Contexto Histórico e Riscos de Escalada
Não é a primeira vez que o mundo assiste à formação de blocos rivais. Durante a Guerra Fria, o Pacto de Varsóvia representava a resposta soviética à OTAN. A diferença é que, no século XXI, a interdependência econômica torna os movimentos mais arriscados.
A China depende de mercados ocidentais para sustentar seu crescimento, enquanto a Rússia precisa do comércio de energia para manter sua economia. Ainda assim, ambos veem vantagens em se apoiar mutuamente, sobretudo diante das sanções e da crescente pressão diplomática.
O risco evidente é de que o mundo caminhe para uma nova corrida armamentista. Com tecnologias militares cada vez mais avançadas — mísseis hipersônicos, armas cibernéticas e drones autônomos —, o equilíbrio da dissuasão se torna mais instável. Diferentemente da Guerra Fria, quando havia apenas dois polos claros, hoje assistimos a uma multiplicidade de atores regionais capazes de acender faíscas de conflito.
Movimentos Paralelos no Tabuleiro Global
Enquanto Xi, Putin e Kim exibem poder militar, os EUA reforçam alianças no Indo-Pacífico, como o AUKUS (acordo com Austrália e Reino Unido) e a revitalização do QUAD (com Japão e Índia). O Ocidente aposta em cercar a China estrategicamente, mas esse movimento pode aprofundar ainda mais a sensação de cerco e acelerar a cooperação sino-russa.

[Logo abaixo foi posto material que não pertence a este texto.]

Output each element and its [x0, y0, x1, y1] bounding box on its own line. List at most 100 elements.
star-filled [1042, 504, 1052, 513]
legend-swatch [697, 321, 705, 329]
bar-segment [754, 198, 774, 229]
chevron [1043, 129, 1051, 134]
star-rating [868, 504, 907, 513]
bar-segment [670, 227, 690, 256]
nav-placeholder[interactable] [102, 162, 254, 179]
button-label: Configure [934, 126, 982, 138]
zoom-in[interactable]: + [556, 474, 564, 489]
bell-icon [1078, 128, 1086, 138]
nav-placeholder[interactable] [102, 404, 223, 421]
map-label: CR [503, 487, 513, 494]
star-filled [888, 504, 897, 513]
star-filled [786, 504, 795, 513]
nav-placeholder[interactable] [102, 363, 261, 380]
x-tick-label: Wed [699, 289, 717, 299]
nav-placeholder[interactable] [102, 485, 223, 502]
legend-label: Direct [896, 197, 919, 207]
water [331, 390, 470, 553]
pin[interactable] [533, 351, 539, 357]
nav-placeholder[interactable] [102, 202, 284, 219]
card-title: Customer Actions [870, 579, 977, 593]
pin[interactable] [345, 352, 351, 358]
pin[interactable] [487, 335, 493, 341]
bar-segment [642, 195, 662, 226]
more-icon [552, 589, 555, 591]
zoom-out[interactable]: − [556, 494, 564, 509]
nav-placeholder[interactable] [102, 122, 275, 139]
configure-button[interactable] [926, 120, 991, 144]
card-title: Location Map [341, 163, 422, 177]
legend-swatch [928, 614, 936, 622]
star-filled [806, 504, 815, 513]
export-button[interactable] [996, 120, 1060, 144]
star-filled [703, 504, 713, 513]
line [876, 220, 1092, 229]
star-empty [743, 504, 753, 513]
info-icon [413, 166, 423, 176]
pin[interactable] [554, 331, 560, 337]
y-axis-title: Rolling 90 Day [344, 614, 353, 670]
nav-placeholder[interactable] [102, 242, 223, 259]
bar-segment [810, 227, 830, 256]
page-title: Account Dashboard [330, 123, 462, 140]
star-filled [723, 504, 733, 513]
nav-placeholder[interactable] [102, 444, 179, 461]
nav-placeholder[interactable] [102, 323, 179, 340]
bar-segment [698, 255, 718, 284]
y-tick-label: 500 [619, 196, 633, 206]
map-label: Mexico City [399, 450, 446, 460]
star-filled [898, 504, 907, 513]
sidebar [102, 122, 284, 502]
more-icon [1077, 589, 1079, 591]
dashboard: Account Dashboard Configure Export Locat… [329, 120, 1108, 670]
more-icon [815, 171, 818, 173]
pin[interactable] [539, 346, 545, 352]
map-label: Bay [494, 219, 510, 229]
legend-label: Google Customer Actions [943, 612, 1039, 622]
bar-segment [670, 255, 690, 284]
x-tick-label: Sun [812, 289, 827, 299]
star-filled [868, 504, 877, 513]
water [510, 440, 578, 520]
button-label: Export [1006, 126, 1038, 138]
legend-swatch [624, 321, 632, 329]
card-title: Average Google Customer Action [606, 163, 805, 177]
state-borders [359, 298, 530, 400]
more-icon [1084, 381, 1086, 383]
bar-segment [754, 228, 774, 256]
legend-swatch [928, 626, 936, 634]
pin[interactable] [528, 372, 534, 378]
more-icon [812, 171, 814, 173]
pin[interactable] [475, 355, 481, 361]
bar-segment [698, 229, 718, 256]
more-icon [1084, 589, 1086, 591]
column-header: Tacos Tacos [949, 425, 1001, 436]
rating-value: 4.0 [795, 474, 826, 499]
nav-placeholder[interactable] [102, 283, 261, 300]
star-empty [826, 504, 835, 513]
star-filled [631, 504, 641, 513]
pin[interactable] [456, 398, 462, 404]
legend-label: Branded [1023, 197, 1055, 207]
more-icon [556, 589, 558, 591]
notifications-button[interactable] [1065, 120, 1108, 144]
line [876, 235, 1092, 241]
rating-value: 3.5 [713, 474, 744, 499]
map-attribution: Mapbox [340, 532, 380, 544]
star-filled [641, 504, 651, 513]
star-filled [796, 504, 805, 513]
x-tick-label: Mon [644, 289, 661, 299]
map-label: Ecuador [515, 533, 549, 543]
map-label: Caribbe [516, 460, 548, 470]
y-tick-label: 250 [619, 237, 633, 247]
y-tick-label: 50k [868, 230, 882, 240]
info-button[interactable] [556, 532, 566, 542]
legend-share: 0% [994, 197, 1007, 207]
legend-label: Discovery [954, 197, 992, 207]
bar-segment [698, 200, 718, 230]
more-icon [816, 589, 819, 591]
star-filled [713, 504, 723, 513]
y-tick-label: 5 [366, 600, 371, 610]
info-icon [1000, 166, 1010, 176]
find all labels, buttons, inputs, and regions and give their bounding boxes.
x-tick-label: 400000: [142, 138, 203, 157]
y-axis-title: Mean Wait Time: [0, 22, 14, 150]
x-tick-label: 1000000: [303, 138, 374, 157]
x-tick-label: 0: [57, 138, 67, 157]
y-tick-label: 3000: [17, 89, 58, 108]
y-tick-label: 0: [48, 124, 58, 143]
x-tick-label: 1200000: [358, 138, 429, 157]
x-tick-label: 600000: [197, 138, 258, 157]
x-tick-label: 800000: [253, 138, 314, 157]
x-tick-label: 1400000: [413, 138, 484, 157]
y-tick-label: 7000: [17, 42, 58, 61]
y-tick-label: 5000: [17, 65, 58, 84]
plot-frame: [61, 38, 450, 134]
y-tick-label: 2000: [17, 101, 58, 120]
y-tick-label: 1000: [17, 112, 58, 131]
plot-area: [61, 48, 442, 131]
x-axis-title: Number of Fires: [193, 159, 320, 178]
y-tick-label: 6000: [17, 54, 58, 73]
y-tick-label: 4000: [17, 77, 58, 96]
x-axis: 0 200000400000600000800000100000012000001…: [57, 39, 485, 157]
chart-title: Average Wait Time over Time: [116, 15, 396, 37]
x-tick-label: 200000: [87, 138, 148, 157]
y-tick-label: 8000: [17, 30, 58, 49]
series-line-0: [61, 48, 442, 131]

No Oriente Médio, a aproximação entre Moscou e Teerã também adiciona uma camada de complexidade. O fornecimento de drones iranianos para a Rússia na guerra da Ucrânia mostra como alianças regionais estão cada vez mais interconectadas em uma teia global de confrontos indiretos.
Impactos Geopolíticos
A Europa observa com inquietação, os EUA enfrentam desgaste interno e países emergentes avaliam cuidadosamente de que lado devem se posicionar. Na América Latina, por exemplo, o debate sobre neutralidade ou alinhamento ganha força, revelando que o impacto da disputa sino-americana já se projeta para além da Ásia.

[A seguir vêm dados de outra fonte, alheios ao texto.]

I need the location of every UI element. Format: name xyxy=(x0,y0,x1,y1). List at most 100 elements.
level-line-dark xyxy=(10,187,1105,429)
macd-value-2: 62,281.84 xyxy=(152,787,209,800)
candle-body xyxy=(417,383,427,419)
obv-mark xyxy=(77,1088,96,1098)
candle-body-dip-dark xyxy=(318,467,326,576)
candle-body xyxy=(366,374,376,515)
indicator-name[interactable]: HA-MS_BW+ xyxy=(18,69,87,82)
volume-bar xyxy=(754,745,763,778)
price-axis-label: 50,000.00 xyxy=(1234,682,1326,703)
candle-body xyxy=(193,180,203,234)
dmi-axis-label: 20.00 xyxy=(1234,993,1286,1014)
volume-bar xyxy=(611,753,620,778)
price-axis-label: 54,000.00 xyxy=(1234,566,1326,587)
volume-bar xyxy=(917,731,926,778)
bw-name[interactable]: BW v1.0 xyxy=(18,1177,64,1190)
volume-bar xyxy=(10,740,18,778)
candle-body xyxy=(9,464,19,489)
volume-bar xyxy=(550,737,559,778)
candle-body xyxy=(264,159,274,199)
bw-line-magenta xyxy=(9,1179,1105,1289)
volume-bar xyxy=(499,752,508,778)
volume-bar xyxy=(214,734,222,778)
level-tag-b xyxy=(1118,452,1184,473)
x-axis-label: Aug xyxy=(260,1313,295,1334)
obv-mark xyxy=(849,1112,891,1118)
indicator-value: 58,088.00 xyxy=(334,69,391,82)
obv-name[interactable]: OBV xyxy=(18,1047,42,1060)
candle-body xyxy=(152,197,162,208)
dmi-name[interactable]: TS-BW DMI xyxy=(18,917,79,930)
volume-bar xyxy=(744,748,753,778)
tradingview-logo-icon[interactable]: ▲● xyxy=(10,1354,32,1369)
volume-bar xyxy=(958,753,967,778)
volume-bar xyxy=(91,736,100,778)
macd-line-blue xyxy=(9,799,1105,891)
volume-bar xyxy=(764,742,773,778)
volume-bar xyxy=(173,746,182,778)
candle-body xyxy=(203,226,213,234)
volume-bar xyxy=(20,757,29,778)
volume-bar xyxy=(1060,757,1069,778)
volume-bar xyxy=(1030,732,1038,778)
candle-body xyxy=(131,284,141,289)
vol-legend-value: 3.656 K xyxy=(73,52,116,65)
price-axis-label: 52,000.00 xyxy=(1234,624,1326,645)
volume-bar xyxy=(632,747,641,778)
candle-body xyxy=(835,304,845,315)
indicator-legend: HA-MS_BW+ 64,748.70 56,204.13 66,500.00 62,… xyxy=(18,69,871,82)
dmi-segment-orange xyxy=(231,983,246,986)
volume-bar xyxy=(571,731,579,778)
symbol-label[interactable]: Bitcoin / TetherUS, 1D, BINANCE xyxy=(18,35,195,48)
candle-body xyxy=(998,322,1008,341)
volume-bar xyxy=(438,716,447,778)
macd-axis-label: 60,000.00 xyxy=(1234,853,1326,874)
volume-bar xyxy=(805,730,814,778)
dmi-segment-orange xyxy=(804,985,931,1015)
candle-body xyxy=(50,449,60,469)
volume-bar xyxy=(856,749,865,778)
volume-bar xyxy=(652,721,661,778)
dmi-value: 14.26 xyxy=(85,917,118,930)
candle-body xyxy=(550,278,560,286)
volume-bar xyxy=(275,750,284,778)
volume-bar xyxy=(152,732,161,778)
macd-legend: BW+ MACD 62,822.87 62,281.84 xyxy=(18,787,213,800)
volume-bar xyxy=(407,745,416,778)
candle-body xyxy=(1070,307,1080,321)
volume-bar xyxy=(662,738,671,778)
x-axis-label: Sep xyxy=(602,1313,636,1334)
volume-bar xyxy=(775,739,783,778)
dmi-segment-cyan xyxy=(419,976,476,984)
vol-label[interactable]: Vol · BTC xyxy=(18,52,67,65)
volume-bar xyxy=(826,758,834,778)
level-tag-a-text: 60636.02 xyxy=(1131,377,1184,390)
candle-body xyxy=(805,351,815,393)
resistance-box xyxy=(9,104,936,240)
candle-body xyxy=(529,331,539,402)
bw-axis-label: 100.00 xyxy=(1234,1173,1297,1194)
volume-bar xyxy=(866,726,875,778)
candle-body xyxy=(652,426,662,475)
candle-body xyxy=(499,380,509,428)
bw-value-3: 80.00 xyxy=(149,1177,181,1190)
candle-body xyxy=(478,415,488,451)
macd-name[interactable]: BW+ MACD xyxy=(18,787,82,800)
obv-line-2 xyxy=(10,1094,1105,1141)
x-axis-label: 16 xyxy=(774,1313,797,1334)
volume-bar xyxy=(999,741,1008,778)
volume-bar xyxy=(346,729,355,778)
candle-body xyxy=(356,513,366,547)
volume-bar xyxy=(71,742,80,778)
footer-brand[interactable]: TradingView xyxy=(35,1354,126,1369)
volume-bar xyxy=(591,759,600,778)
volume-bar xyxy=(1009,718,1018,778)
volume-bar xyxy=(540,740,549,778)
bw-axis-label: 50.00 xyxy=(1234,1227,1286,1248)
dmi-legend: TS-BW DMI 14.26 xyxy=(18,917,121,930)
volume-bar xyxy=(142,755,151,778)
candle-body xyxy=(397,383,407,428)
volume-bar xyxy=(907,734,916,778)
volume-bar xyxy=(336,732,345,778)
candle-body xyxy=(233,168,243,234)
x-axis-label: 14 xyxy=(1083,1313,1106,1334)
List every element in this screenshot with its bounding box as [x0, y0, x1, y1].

Mais do que nunca, o mundo parece dividido entre democracias liberais em crise de legitimidade e regimes autoritários que buscam capitalizar a insatisfação com o Ocidente. O discurso de “ordem alternativa” pode seduzir países que se sentem marginalizados pelas instituições internacionais dominadas pelos EUA e pela União Europeia.
Conclusão: O Novo Eixo em Construção
A parada militar em Pequim não foi apenas uma demonstração de força: foi um manifesto político. Xi, Putin e Kim mostraram ao mundo que existe, sim, um projeto em gestação para reordenar a balança de poder internacional.
Se esse projeto terá consistência ou se será corroído por contradições internas — crises econômicas, isolamento diplomático e tensões sociais — ainda é uma incógnita. O que está claro é que o Ocidente enfrenta agora um adversário mais articulado, que combina poder militar, discurso político e uma narrativa anti-hegemônica com apelo crescente.
Entramos em uma nova fase da política global, em que a mobilização autoritária desafia abertamente o Ocidente. Resta saber se o resultado será um equilíbrio instável ou um confronto aberto que pode redefinir o século XXI.